Nadira merasakan berat dari kata-kata itu. Arian baru saja memberinya kebebasan dari satu jerat, hanya untuk menariknya lebih dalam ke dalam permainan kekuasaan yang lebih besar. Ia menatap Arian, menyadari bahwa perlindungan yang diberikan pria ini adalah bentuk kendali yang paling halus—dan paling berbahaya.
"Apa yang kau inginkan sebagai gantinya?" tanya Nadira.
Arian berdiri, merapikan jasnya. "Aku ingin kau tetap di sisiku saat aku membuka brankas waris itu.
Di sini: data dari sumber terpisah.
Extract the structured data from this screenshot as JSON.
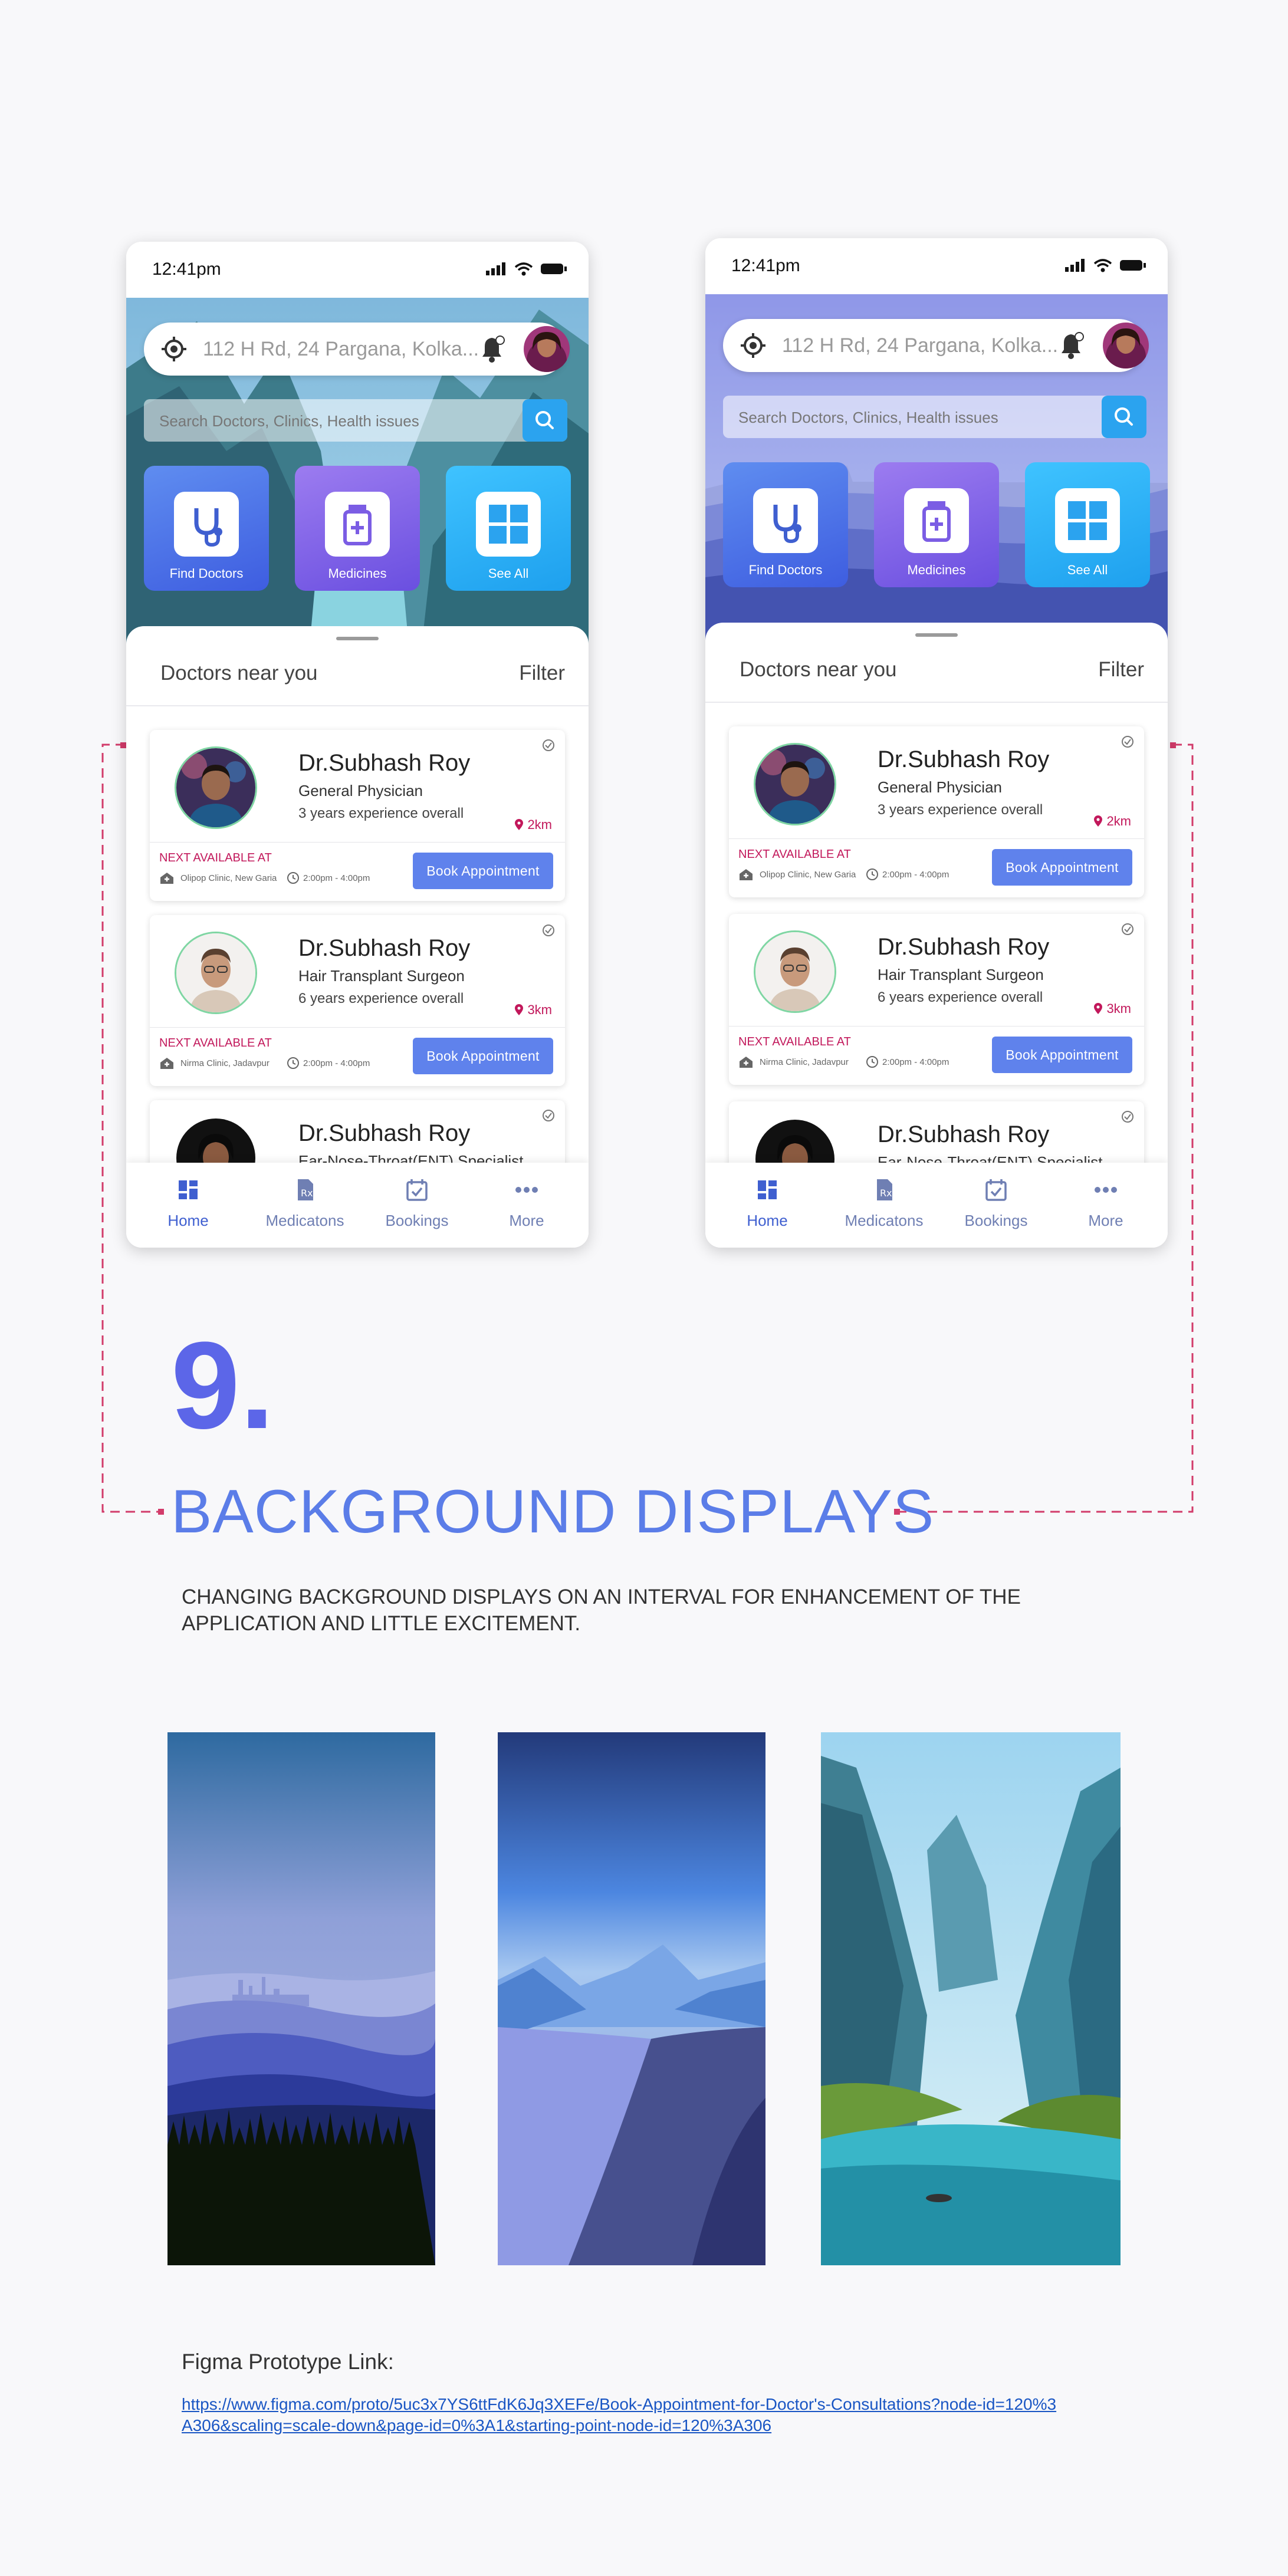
{
  "phones": [
    {
      "status_time": "12:41pm",
      "location": "112 H Rd, 24 Pargana, Kolka...",
      "search_placeholder": "Search Doctors, Clinics, Health issues",
      "categories": [
        "Find Doctors",
        "Medicines",
        "See All"
      ],
      "section_title": "Doctors near you",
      "filter_label": "Filter",
      "background": "mountain-valley",
      "doctors": [
        {
          "name": "Dr.Subhash Roy",
          "specialty": "General Physician",
          "experience": "3 years experience overall",
          "distance": "2km",
          "next_label": "NEXT AVAILABLE AT",
          "clinic": "Olipop Clinic, New Garia",
          "hours": "2:00pm - 4:00pm",
          "button": "Book Appointment"
        },
        {
          "name": "Dr.Subhash Roy",
          "specialty": "Hair Transplant Surgeon",
          "experience": "6 years experience overall",
          "distance": "3km",
          "next_label": "NEXT AVAILABLE AT",
          "clinic": "Nirma Clinic, Jadavpur",
          "hours": "2:00pm - 4:00pm",
          "button": "Book Appointment"
        },
        {
          "name": "Dr.Subhash Roy",
          "specialty": "Ear-Nose-Throat(ENT) Specialist"
        }
      ],
      "tabs": [
        "Home",
        "Medicatons",
        "Bookings",
        "More"
      ]
    },
    {
      "status_time": "12:41pm",
      "location": "112 H Rd, 24 Pargana, Kolka...",
      "search_placeholder": "Search Doctors, Clinics, Health issues",
      "categories": [
        "Find Doctors",
        "Medicines",
        "See All"
      ],
      "section_title": "Doctors near you",
      "filter_label": "Filter",
      "background": "blue-city-hills",
      "doctors": [
        {
          "name": "Dr.Subhash Roy",
          "specialty": "General Physician",
          "experience": "3 years experience overall",
          "distance": "2km",
          "next_label": "NEXT AVAILABLE AT",
          "clinic": "Olipop Clinic, New Garia",
          "hours": "2:00pm - 4:00pm",
          "button": "Book Appointment"
        },
        {
          "name": "Dr.Subhash Roy",
          "specialty": "Hair Transplant Surgeon",
          "experience": "6 years experience overall",
          "distance": "3km",
          "next_label": "NEXT AVAILABLE AT",
          "clinic": "Nirma Clinic, Jadavpur",
          "hours": "2:00pm - 4:00pm",
          "button": "Book Appointment"
        },
        {
          "name": "Dr.Subhash Roy",
          "specialty": "Ear-Nose-Throat(ENT) Specialist"
        }
      ],
      "tabs": [
        "Home",
        "Medicatons",
        "Bookings",
        "More"
      ]
    }
  ],
  "section": {
    "number": "9.",
    "heading": "BACKGROUND DISPLAYS",
    "description": "CHANGING BACKGROUND DISPLAYS ON AN INTERVAL FOR ENHANCEMENT OF THE APPLICATION AND LITTLE EXCITEMENT."
  },
  "backgrounds": [
    "blue-city-hills",
    "river-valley",
    "mountain-lake"
  ],
  "figma": {
    "label": "Figma Prototype Link:",
    "url": "https://www.figma.com/proto/5uc3x7YS6ttFdK6Jq3XEFe/Book-Appointment-for-Doctor's-Consultations?node-id=120%3A306&scaling=scale-down&page-id=0%3A1&starting-point-node-id=120%3A306"
  },
  "colors": {
    "accent": "#5f82ec",
    "heading_blue": "#5b7de8",
    "number_purple": "#5c66e8",
    "distance_pink": "#c2185b",
    "connector_pink": "#d23b6a"
  }
}
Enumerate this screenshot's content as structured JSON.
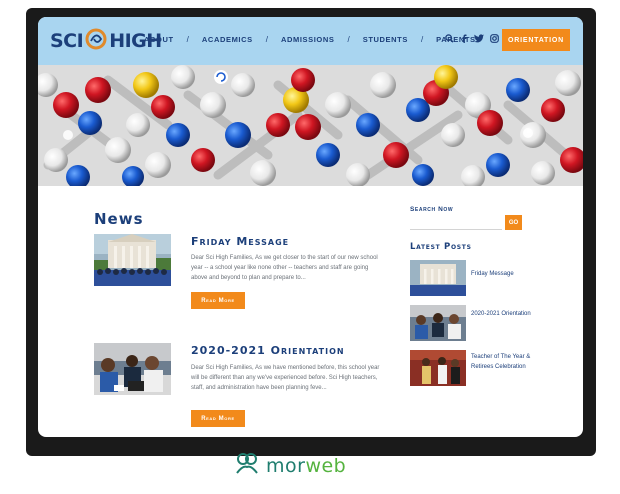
{
  "logo": {
    "part1": "SCI",
    "part2": "HIGH"
  },
  "nav": [
    {
      "label": "About"
    },
    {
      "label": "Academics"
    },
    {
      "label": "Admissions"
    },
    {
      "label": "Students"
    },
    {
      "label": "Parents"
    }
  ],
  "nav_separator": "/",
  "header": {
    "icons": [
      "search-icon",
      "facebook-icon",
      "twitter-icon",
      "instagram-icon"
    ],
    "cta_label": "Orientation"
  },
  "hero": {
    "icon": "loading-spinner-icon"
  },
  "news": {
    "heading": "News",
    "posts": [
      {
        "title": "Friday Message",
        "excerpt": "Dear Sci High Families, As we get closer to the start of our new school year -- a school year like none other -- teachers and staff are going above and beyond to plan and prepare to...",
        "read_more": "Read More"
      },
      {
        "title": "2020-2021 Orientation",
        "excerpt": "Dear Sci High Families, As we have mentioned before, this school year will be different than any we've experienced before. Sci High teachers, staff, and administration have been planning feve...",
        "read_more": "Read More"
      }
    ]
  },
  "sidebar": {
    "search_label": "Search Now",
    "search_placeholder": "",
    "go_label": "GO",
    "latest_heading": "Latest Posts",
    "latest": [
      {
        "label": "Friday Message"
      },
      {
        "label": "2020-2021 Orientation"
      },
      {
        "label": "Teacher of The Year & Retirees Celebration"
      }
    ]
  },
  "watermark": {
    "part1": "mor",
    "part2": "web"
  },
  "colors": {
    "header_bg": "#a9d5f0",
    "navy": "#1c3f7a",
    "accent_orange": "#f28a1b",
    "watermark_teal": "#1f7d6e",
    "watermark_green": "#55b33f"
  }
}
Karena saat dokumen itu terbuka, seluruh keluarga Mahendra akan mencoba menghancurkan kita berdua. Kau siap?"
Nadira tidak menjawab dengan kata-kata. Ia hanya mengangguk, menyadari bahwa ia tidak lagi memiliki pilihan untuk mundur. Ia telah masuk ke dalam etalase, dan kini, ia harus belajar cara memecahkannya dari dalam.